With the great Huguenot leaders, with the princes of
the house of Guise, and the Court, like one united family, all in
gaudy evidence in its streets, Paris, ever with an eye for the chance
of amusement, always preoccupied with the visible side of things,
always Catholic--was bidden to be tolerant for a moment, to carry no
fire-arms under penalties, "to renew no past [121] quarrels," and
draw no sword in any new one. It was the perfect stroke of
Catherine's policy, the secret of her predominance over her sons,
thus, with a flight of purchaseable fair women ever at command, to
maintain perpetual holiday, perpetual idleness, with consequent
perpetual, most often idle, thoughts about marriage, amid which the
actual conduct of affairs would be left to herself. Yet for Paris
thus Catholic, there was certainly, even if the Pope were induced to
consent, and the Huguenot bride-groom to "conform," something illicit
and inauspicious about this marriage within the prohibited degrees of
kinship.

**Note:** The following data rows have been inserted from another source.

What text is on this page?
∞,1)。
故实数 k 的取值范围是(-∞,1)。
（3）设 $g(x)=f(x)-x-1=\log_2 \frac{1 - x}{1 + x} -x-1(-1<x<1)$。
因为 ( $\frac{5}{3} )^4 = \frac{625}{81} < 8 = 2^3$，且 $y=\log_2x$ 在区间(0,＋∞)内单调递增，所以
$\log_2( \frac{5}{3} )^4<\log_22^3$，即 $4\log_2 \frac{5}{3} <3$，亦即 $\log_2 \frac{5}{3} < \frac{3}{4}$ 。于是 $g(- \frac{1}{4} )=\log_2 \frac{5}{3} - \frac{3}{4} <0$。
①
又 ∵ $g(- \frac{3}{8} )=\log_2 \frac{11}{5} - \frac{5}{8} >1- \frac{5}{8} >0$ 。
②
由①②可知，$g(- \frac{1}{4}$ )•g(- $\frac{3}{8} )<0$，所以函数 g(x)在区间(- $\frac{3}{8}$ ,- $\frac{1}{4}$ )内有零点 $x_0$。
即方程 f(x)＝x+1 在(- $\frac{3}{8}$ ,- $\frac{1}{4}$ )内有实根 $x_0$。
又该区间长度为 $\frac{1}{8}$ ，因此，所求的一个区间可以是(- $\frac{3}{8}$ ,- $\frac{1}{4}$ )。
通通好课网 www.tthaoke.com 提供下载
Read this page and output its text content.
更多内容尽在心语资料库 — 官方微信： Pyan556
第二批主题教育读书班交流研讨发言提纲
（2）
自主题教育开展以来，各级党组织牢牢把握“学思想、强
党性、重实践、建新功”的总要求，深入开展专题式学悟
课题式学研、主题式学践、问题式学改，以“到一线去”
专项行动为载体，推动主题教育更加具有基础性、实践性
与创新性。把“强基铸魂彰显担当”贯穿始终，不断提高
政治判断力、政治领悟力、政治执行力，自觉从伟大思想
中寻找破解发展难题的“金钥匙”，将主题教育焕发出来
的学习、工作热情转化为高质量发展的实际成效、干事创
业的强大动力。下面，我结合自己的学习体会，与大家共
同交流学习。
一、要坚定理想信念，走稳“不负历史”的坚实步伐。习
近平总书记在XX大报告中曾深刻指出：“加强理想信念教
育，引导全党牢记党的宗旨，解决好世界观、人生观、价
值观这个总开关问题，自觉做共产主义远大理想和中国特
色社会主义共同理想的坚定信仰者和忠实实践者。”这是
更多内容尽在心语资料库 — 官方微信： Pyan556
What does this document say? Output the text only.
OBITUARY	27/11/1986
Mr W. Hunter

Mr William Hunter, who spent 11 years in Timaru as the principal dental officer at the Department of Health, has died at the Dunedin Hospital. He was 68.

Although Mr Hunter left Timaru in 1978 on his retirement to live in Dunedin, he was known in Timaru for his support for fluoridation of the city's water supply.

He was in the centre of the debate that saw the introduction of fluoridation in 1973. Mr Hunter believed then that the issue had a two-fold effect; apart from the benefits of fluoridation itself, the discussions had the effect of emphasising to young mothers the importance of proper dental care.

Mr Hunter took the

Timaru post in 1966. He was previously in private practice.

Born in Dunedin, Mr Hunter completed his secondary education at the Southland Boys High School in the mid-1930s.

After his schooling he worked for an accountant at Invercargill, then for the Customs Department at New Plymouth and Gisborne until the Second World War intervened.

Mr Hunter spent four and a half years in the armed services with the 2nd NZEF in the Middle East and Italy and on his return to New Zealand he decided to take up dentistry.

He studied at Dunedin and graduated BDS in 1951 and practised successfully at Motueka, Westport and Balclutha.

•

In fact, the cunningly sought papal dispensation never
came; Charles, with apparent unconcern, fulfilled his threat, and did
without it; must needs however trick the old Cardinal de Bourbon into
performing his office, not indeed "in the face of the Church," but in
the open air outside the doors of the cathedral of Notre-Dame, the
Catholics quietly retiring into the interior, when that starveling
ceremony was over, to hear the nuptial mass.